Pero Romano, pobre Romano, no logrará estar a la altura de esa decisión. De vuelta en Italia, y llegado el momento de comunicarla a su esposa, basta que ella le pregunte inquieta, temerosa, si hay otra mujer en su vida para que Romano niegue, ante ella y ante sí mismo, la felicidad serena, grave, resuelta, proyectada hacia adelante, que ha vivido bajo las brumas de Rusia. ¿Por cobardía? ¿Por miedo? Sin duda si, como alguien dijo, el miedo es, al igual que la mentira, una tentación de la facilidad. En ese instante crucial, es más fácil para Romano mentir a su mujer que afrontar el sufrimiento de ella ante la ruptura, los reproches, su mirada decepcionada o iracunda. Lejos de las brumas de Rusia, es más fácil tratar de aniquilar el recuerdo y dejarse vencer, traicionando la verdad sobre sí allí descubierta, por la fuerza de la costumbre, por la inercia de su vida cómoda y regalada. De regreso en casa, es más fácil elegir la seguridad de lo ya conocido frente a la incertidumbre y el riesgo que supondría mantenerse fiel a esa verdad. A fin de cuentas, ése ha sido siempre Romano. Alegre, frívolo, inconsciente. Habituado a rehuir lo difícil sucumbiendo cada vez a la tentación de la facilidad.

Y, sin embargo, ocho años después, Romano llora amargamente. Ni tan siquiera su natural despreocupación, su pertinaz ligereza, su carácter jocoso, han conseguido borrar, en el desierto de su memoria vacía, el recuerdo de las brumas de Rusia y lo que para él significan. Porque por más que Romano sea un maestro de la facilidad y el olvido, y acabe ahogando sus lágrimas en canto y baile, su llanto es el síntoma de una conciencia que nunca logrará apagar definitivamente: la de que, de haber optado por lo difícil, su vida podría quizá haber sido una verdadera vida en lugar de una parodia, de una mala imitación suya.

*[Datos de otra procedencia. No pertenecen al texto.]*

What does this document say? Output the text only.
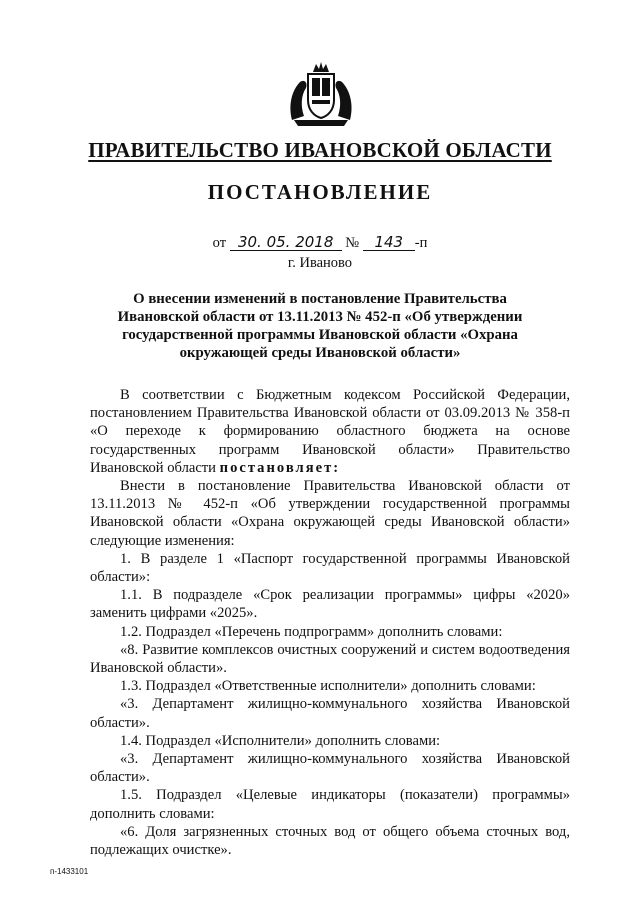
ПРАВИТЕЛЬСТВО ИВАНОВСКОЙ ОБЛАСТИ
ПОСТАНОВЛЕНИЕ
от 30. 05. 2018 № 143 -п
г. Иваново
О внесении изменений в постановление Правительства Ивановской области от 13.11.2013 № 452-п «Об утверждении государственной программы Ивановской области «Охрана окружающей среды Ивановской области»

В соответствии с Бюджетным кодексом Российской Федерации, постановлением Правительства Ивановской области от 03.09.2013 № 358-п «О переходе к формированию областного бюджета на основе государственных программ Ивановской области» Правительство Ивановской области постановляет:

Внести в постановление Правительства Ивановской области от 13.11.2013 № 452-п «Об утверждении государственной программы Ивановской области «Охрана окружающей среды Ивановской области» следующие изменения:

1. В разделе 1 «Паспорт государственной программы Ивановской области»:

1.1. В подразделе «Срок реализации программы» цифры «2020» заменить цифрами «2025».

1.2. Подраздел «Перечень подпрограмм» дополнить словами:

«8. Развитие комплексов очистных сооружений и систем водоотведения Ивановской области».

1.3. Подраздел «Ответственные исполнители» дополнить словами:

«3. Департамент жилищно-коммунального хозяйства Ивановской области».

1.4. Подраздел «Исполнители» дополнить словами:

«3. Департамент жилищно-коммунального хозяйства Ивановской области».

1.5. Подраздел «Целевые индикаторы (показатели) программы» дополнить словами:

«6. Доля загрязненных сточных вод от общего объема сточных вод, подлежащих очистке».

п-1433101
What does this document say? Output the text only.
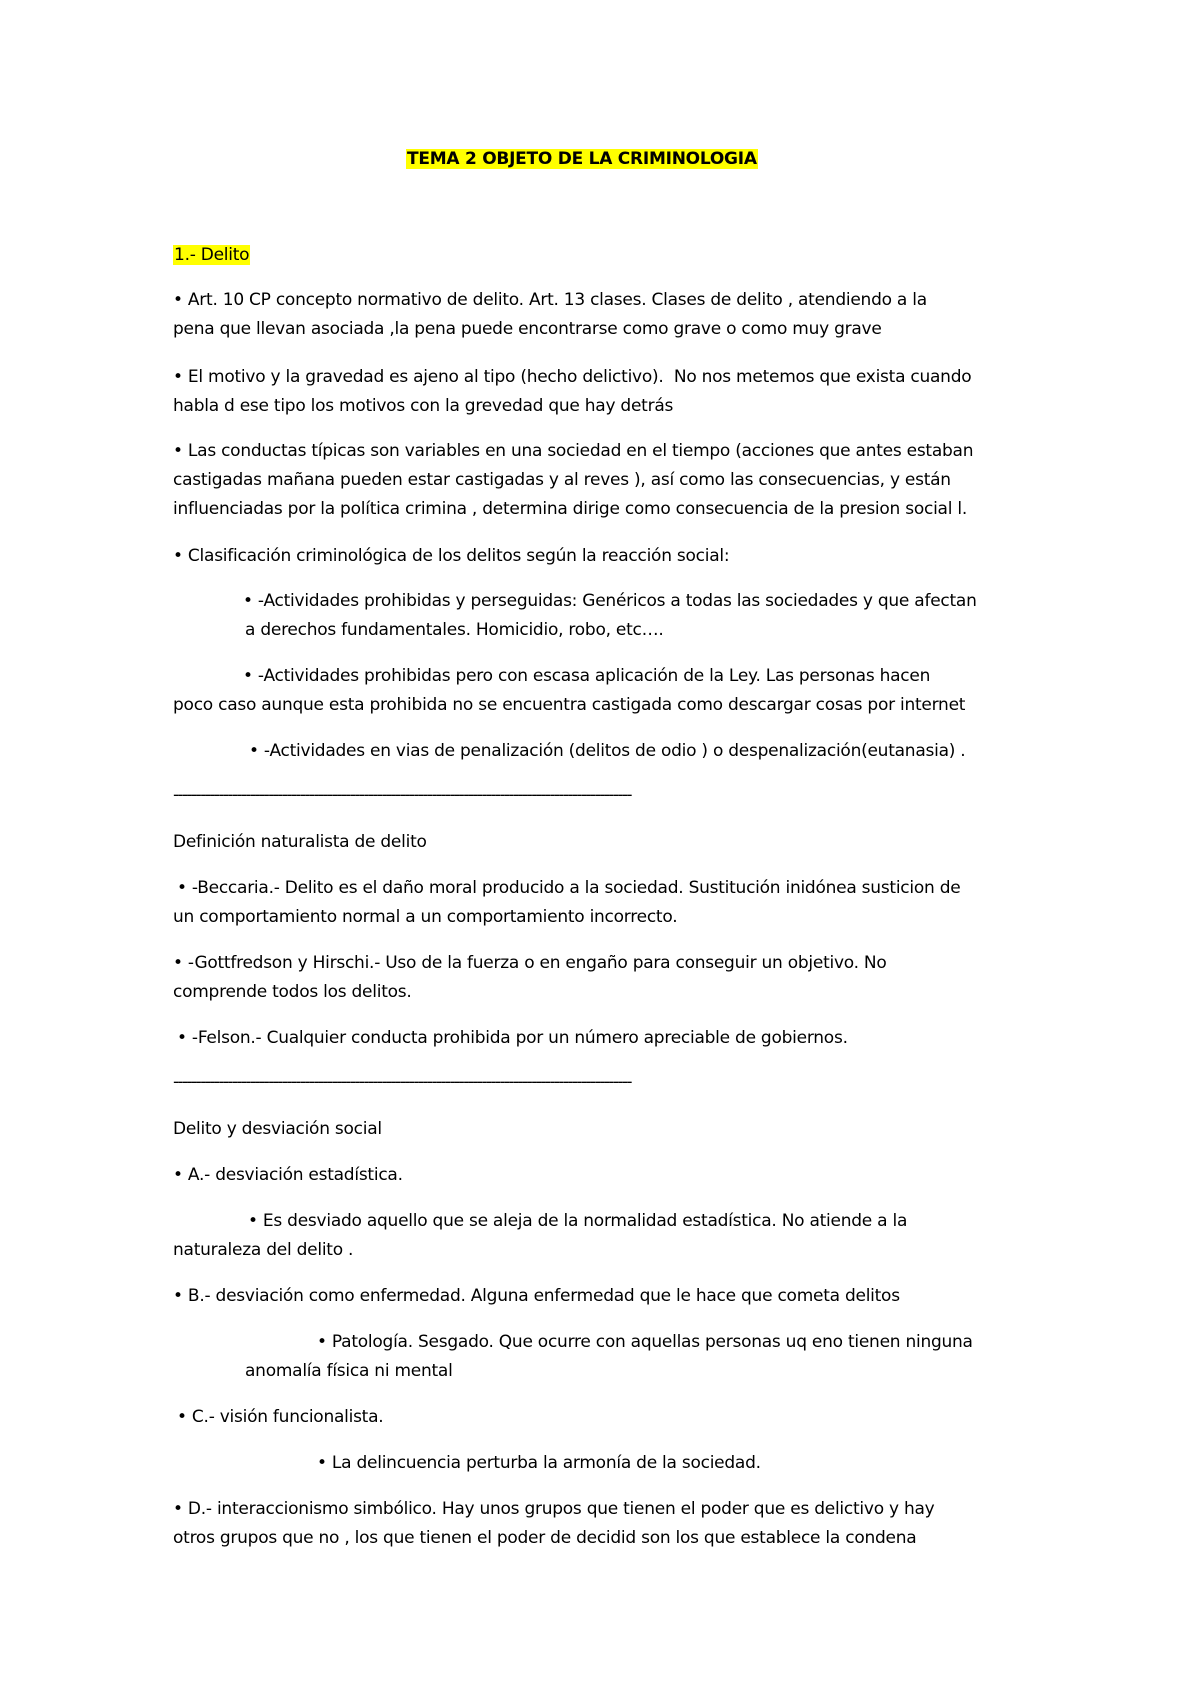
TEMA 2 OBJETO DE LA CRIMINOLOGIA
1.- Delito
• Art. 10 CP concepto normativo de delito. Art. 13 clases. Clases de delito , atendiendo a la
pena que llevan asociada ,la pena puede encontrarse como grave o como muy grave
• El motivo y la gravedad es ajeno al tipo (hecho delictivo).  No nos metemos que exista cuando
habla d ese tipo los motivos con la grevedad que hay detrás
• Las conductas típicas son variables en una sociedad en el tiempo (acciones que antes estaban
castigadas mañana pueden estar castigadas y al reves ), así como las consecuencias, y están
influenciadas por la política crimina , determina dirige como consecuencia de la presion social l.
• Clasificación criminológica de los delitos según la reacción social:
• -Actividades prohibidas y perseguidas: Genéricos a todas las sociedades y que afectan
a derechos fundamentales. Homicidio, robo, etc….
• -Actividades prohibidas pero con escasa aplicación de la Ley. Las personas hacen
poco caso aunque esta prohibida no se encuentra castigada como descargar cosas por internet
• -Actividades en vias de penalización (delitos de odio ) o despenalización(eutanasia) .
-----------------------------------------------------------------------------------------------------
Definición naturalista de delito
• -Beccaria.- Delito es el daño moral producido a la sociedad. Sustitución inidónea susticion de
un comportamiento normal a un comportamiento incorrecto.
• -Gottfredson y Hirschi.- Uso de la fuerza o en engaño para conseguir un objetivo. No
comprende todos los delitos.
• -Felson.- Cualquier conducta prohibida por un número apreciable de gobiernos.
-----------------------------------------------------------------------------------------------------
Delito y desviación social
• A.- desviación estadística.
• Es desviado aquello que se aleja de la normalidad estadística. No atiende a la
naturaleza del delito .
• B.- desviación como enfermedad. Alguna enfermedad que le hace que cometa delitos
• Patología. Sesgado. Que ocurre con aquellas personas uq eno tienen ninguna
anomalía física ni mental
• C.- visión funcionalista.
• La delincuencia perturba la armonía de la sociedad.
• D.- interaccionismo simbólico. Hay unos grupos que tienen el poder que es delictivo y hay
otros grupos que no , los que tienen el poder de decidid son los que establece la condena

Que algo nos sea difícil, le escribió una vez Rilke a un joven poeta, debe ser un motivo más para llevarlo a cabo.


Romano es, como muchos ya sabréis, el protagonista de la bella película de
Nikita Mijalkov "Ojos negros", inspirada, entre otros, en el cuento de Anton Chejov "La señora del perrito". No he conseguido averiguar cuáles son esos otros cuentos. Si alguien lo sabe, que haga el favor de saciar mi curiosidad :)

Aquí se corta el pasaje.